26 de out. de 2012

QUESTÃO DE JUSTIÇA


Sempre que o juiz da aldeia se ausentava por algum motivo, o Mulla Hodja Nasreddin era chamado a substituí-lo. Foi numa dessas ocasiões que um caso difícil apresentou-se perante a corte. Tratava-se de um estalajadeiro movendo processo contra um mendigo:

- Ele permaneceu à porta do meu estabelecimento, Hodja, portanto roubou de mim.

- O que ele roubou? - perguntou Nasreddin.

- O cheiro da minha comida. - respondeu o estalajadeiro - Como não quer pagar, ele passa os dias rondando à porta da cozinha, enchendo-se gratuitamente das fragrâncias aromáticas da minha comida. Assim, eu labuto como um escravo de sol a sol para que ele se beneficie de graça.

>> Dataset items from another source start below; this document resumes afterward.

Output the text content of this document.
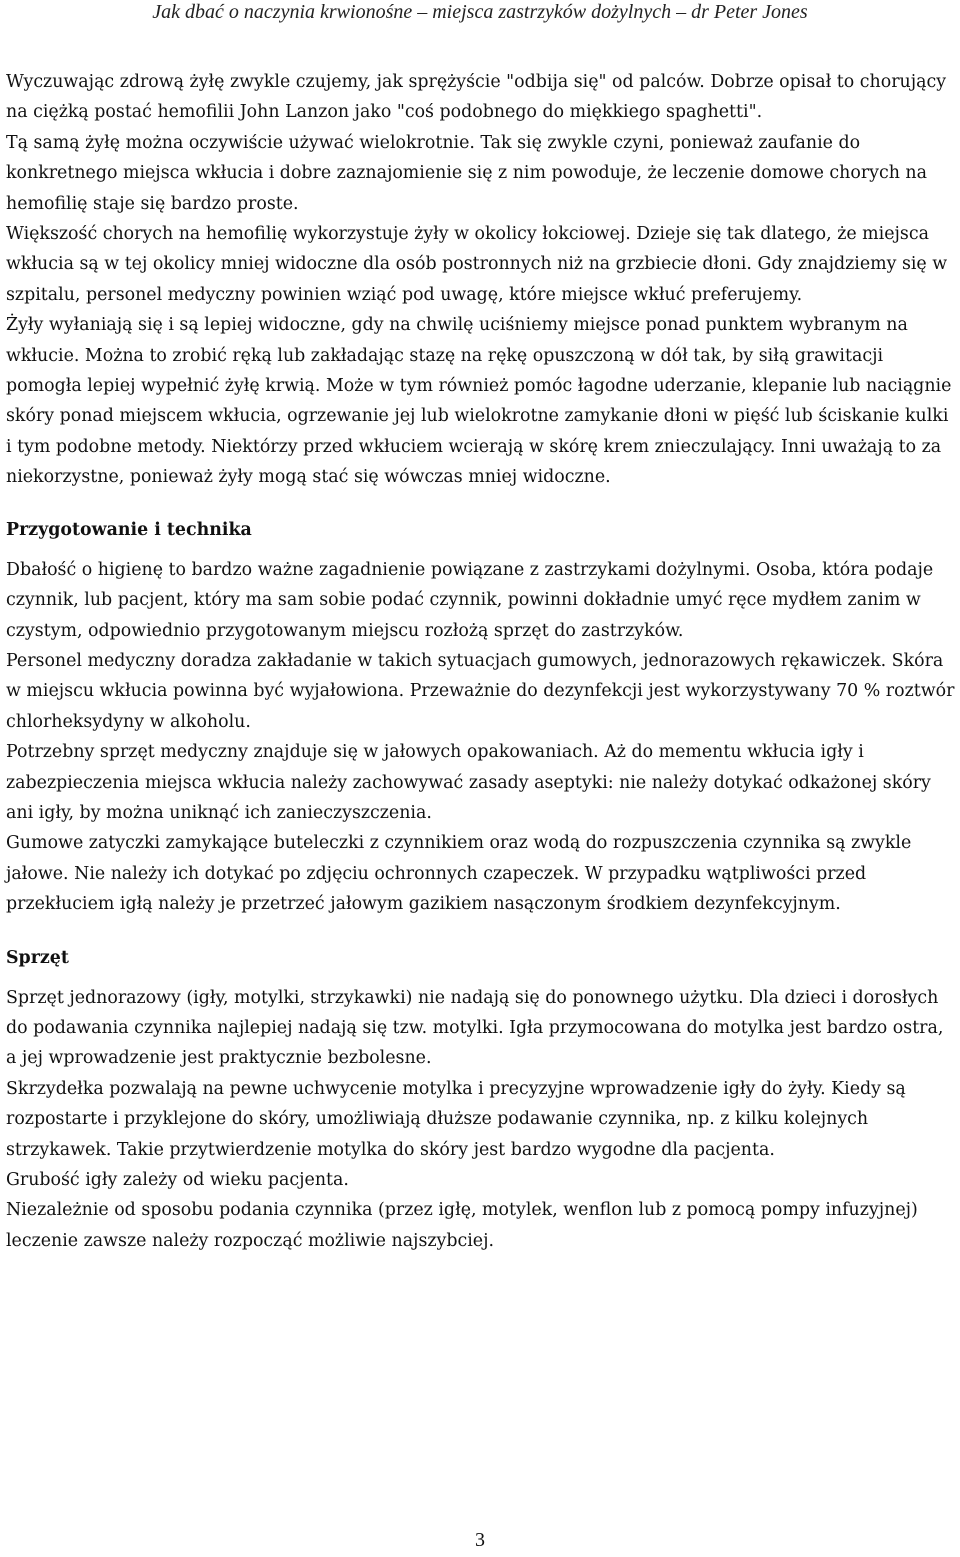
Jak dbać o naczynia krwionośne – miejsca zastrzyków dożylnych – dr Peter Jones

Wyczuwając zdrową żyłę zwykle czujemy, jak sprężyście "odbija się" od palców. Dobrze opisał to chorujący na ciężką postać hemofilii John Lanzon jako "coś podobnego do miękkiego spaghetti".

Tą samą żyłę można oczywiście używać wielokrotnie. Tak się zwykle czyni, ponieważ zaufanie do konkretnego miejsca wkłucia i dobre zaznajomienie się z nim powoduje, że leczenie domowe chorych na hemofilię staje się bardzo proste.

Większość chorych na hemofilię wykorzystuje żyły w okolicy łokciowej. Dzieje się tak dlatego, że miejsca wkłucia są w tej okolicy mniej widoczne dla osób postronnych niż na grzbiecie dłoni. Gdy znajdziemy się w szpitalu, personel medyczny powinien wziąć pod uwagę, które miejsce wkłuć preferujemy.

Żyły wyłaniają się i są lepiej widoczne, gdy na chwilę uciśniemy miejsce ponad punktem wybranym na wkłucie. Można to zrobić ręką lub zakładając stazę na rękę opuszczoną w dół tak, by siłą grawitacji pomogła lepiej wypełnić żyłę krwią. Może w tym również pomóc łagodne uderzanie, klepanie lub naciągnie skóry ponad miejscem wkłucia, ogrzewanie jej lub wielokrotne zamykanie dłoni w pięść lub ściskanie kulki i tym podobne metody. Niektórzy przed wkłuciem wcierają w skórę krem znieczulający. Inni uważają to za niekorzystne, ponieważ żyły mogą stać się wówczas mniej widoczne.

Przygotowanie i technika

Dbałość o higienę to bardzo ważne zagadnienie powiązane z zastrzykami dożylnymi. Osoba, która podaje czynnik, lub pacjent, który ma sam sobie podać czynnik, powinni dokładnie umyć ręce mydłem zanim w czystym, odpowiednio przygotowanym miejscu rozłożą sprzęt do zastrzyków.

Personel medyczny doradza zakładanie w takich sytuacjach gumowych, jednorazowych rękawiczek. Skóra w miejscu wkłucia powinna być wyjałowiona. Przeważnie do dezynfekcji jest wykorzystywany 70 % roztwór chlorheksydyny w alkoholu.

Potrzebny sprzęt medyczny znajduje się w jałowych opakowaniach. Aż do mementu wkłucia igły i zabezpieczenia miejsca wkłucia należy zachowywać zasady aseptyki: nie należy dotykać odkażonej skóry ani igły, by można uniknąć ich zanieczyszczenia.

Gumowe zatyczki zamykające buteleczki z czynnikiem oraz wodą do rozpuszczenia czynnika są zwykle jałowe. Nie należy ich dotykać po zdjęciu ochronnych czapeczek. W przypadku wątpliwości przed przekłuciem igłą należy je przetrzeć jałowym gazikiem nasączonym środkiem dezynfekcyjnym.

Sprzęt

Sprzęt jednorazowy (igły, motylki, strzykawki) nie nadają się do ponownego użytku. Dla dzieci i dorosłych do podawania czynnika najlepiej nadają się tzw. motylki. Igła przymocowana do motylka jest bardzo ostra, a jej wprowadzenie jest praktycznie bezbolesne.

Skrzydełka pozwalają na pewne uchwycenie motylka i precyzyjne wprowadzenie igły do żyły. Kiedy są rozpostarte i przyklejone do skóry, umożliwiają dłuższe podawanie czynnika, np. z kilku kolejnych strzykawek. Takie przytwierdzenie motylka do skóry jest bardzo wygodne dla pacjenta.

Grubość igły zależy od wieku pacjenta.

Niezależnie od sposobu podania czynnika (przez igłę, motylek, wenflon lub z pomocą pompy infuzyjnej) leczenie zawsze należy rozpocząć możliwie najszybciej.

3
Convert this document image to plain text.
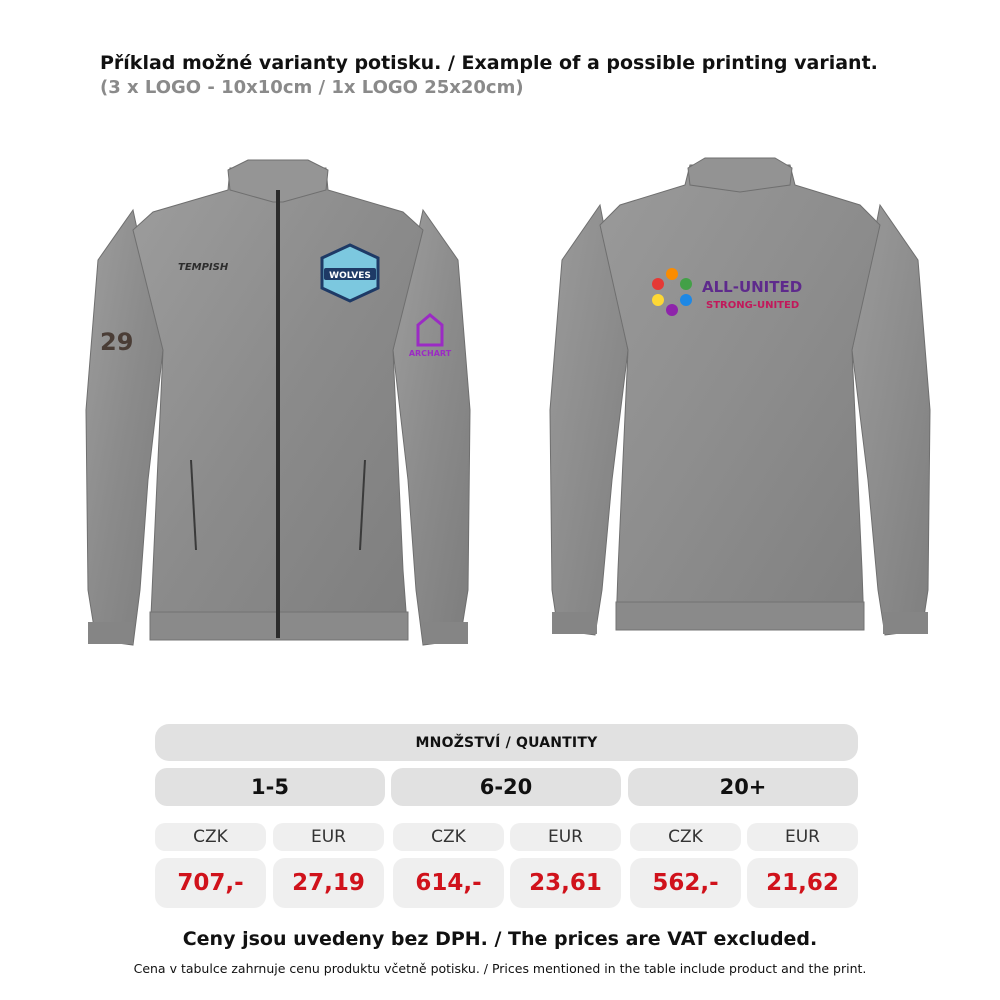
Příklad možné varianty potisku. / Example of a possible printing variant.
(3 x LOGO - 10x10cm / 1x LOGO 25x20cm)
WOLVES
TEMPISH
29	ARCHART
ALL-UNITED
STRONG-UNITED
MNOŽSTVÍ / QUANTITY
1-5	6-20	20+
CZK	EUR	CZK	EUR	CZK	EUR
707,-	27,19	614,-	23,61	562,-	21,62
Ceny jsou uvedeny bez DPH. / The prices are VAT excluded.
Cena v tabulce zahrnuje cenu produktu včetně potisku. / Prices mentioned in the table include product and the print.
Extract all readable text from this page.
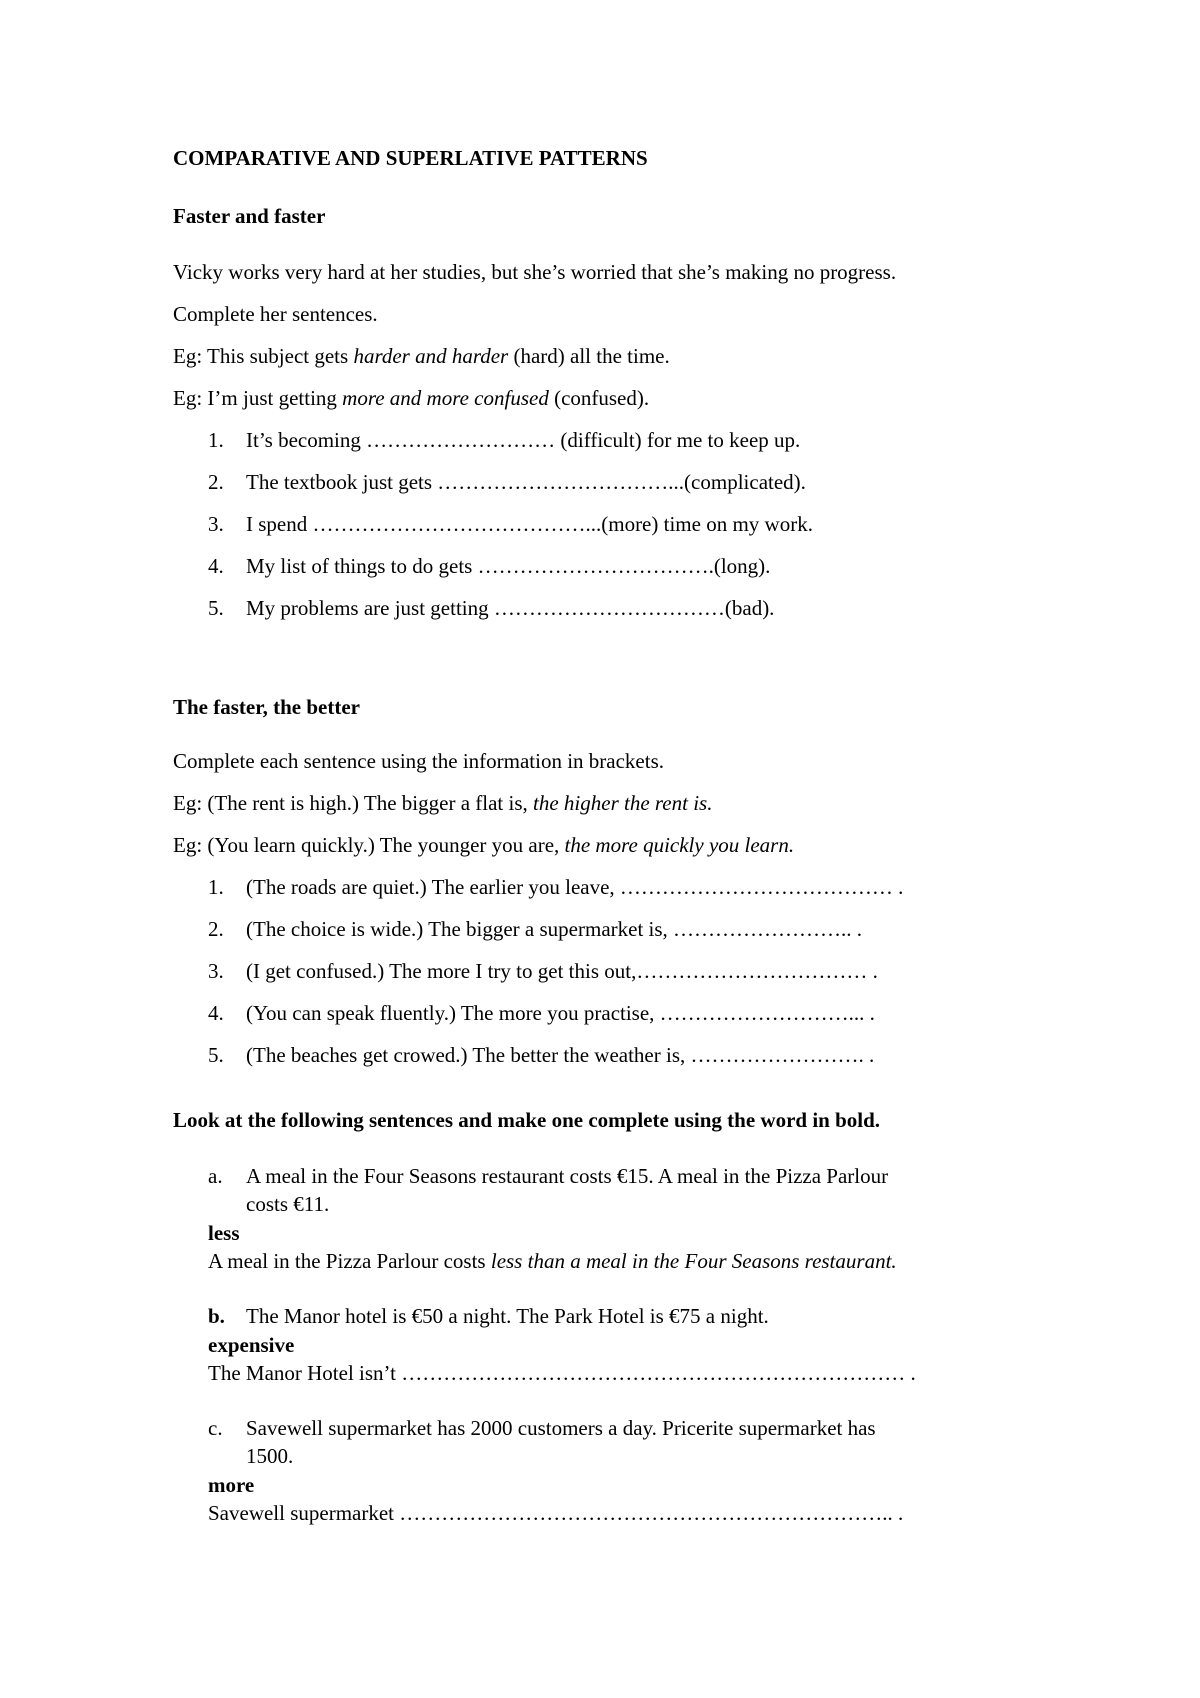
COMPARATIVE AND SUPERLATIVE PATTERNS
Faster and faster
Vicky works very hard at her studies, but she’s worried that she’s making no progress.
Complete her sentences.
Eg: This subject gets harder and harder (hard) all the time.
Eg: I’m just getting more and more confused (confused).
1. It’s becoming ……………………… (difficult) for me to keep up.
2. The textbook just gets ……………………………...(complicated).
3. I spend …………………………………...(more) time on my work.
4. My list of things to do gets …………………………….(long).
5. My problems are just getting ……………………………(bad).
The faster, the better
Complete each sentence using the information in brackets.
Eg: (The rent is high.) The bigger a flat is, the higher the rent is.
Eg: (You learn quickly.) The younger you are, the more quickly you learn.
1. (The roads are quiet.) The earlier you leave, ………………………………… .
2. (The choice is wide.) The bigger a supermarket is, …………………….. .
3. (I get confused.) The more I try to get this out,…………………………… .
4. (You can speak fluently.) The more you practise, ………………………... .
5. (The beaches get crowed.) The better the weather is, ……………………. .
Look at the following sentences and make one complete using the word in bold.
a. A meal in the Four Seasons restaurant costs €15. A meal in the Pizza Parlour
costs €11.
less
A meal in the Pizza Parlour costs less than a meal in the Four Seasons restaurant.
b. The Manor hotel is €50 a night. The Park Hotel is €75 a night.
expensive
The Manor Hotel isn’t ……………………………………………………………… .
c. Savewell supermarket has 2000 customers a day. Pricerite supermarket has
1500.
more
Savewell supermarket …………………………………………………………….. .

Assentindo com a cabeça, Nasreddin inquire então o mendigo:

- É verdade?

- Sim, Hodja. - assente o mendigo - Sou muito miserável, mal consigo me manter com as esmolas que ganho. Mas não consigo resistir aos cheiros maravilhosos da cozinha da estalagem, então sempre que posso fico por ali absorvendo-os e imaginando a sensação de saborear tais iguarias.

- Quanto dinheiro você tem? - pergunta Nasraddin.

- Apenas uns poucos cobres, Mulla. - responde o mendigo.

- Entrega-mos. - exige Nasraddin.

O mendigo de pronto esvazia o conteúdo de seus bolsos. Ao ver as moedas trocando mãos, o estalajadeiro mal consegue disfarçar o sorriso de satisfação, e já ia mesmo estendendo a mão para recebê-las do Hodja, quando Nasraddin enfia as moedas num saco, ordenando:

- Estalajadeiro, quero agora que você me dê as costas e feche os olhos.

Intrigado, o estalajadeiro faz como ordenado e com os olhos bem fechados, ouve as moedas tilintando dentro do saco.

- Você ouve, estalajadeiro? - pergunta Nasraddin.

- Sim, eu ouço.

- Muito bem! O som das moedas é seu pagamento pelo cheiro da comida.

Sentenciou Nasraddin devolvendo as moedas ao mendigo.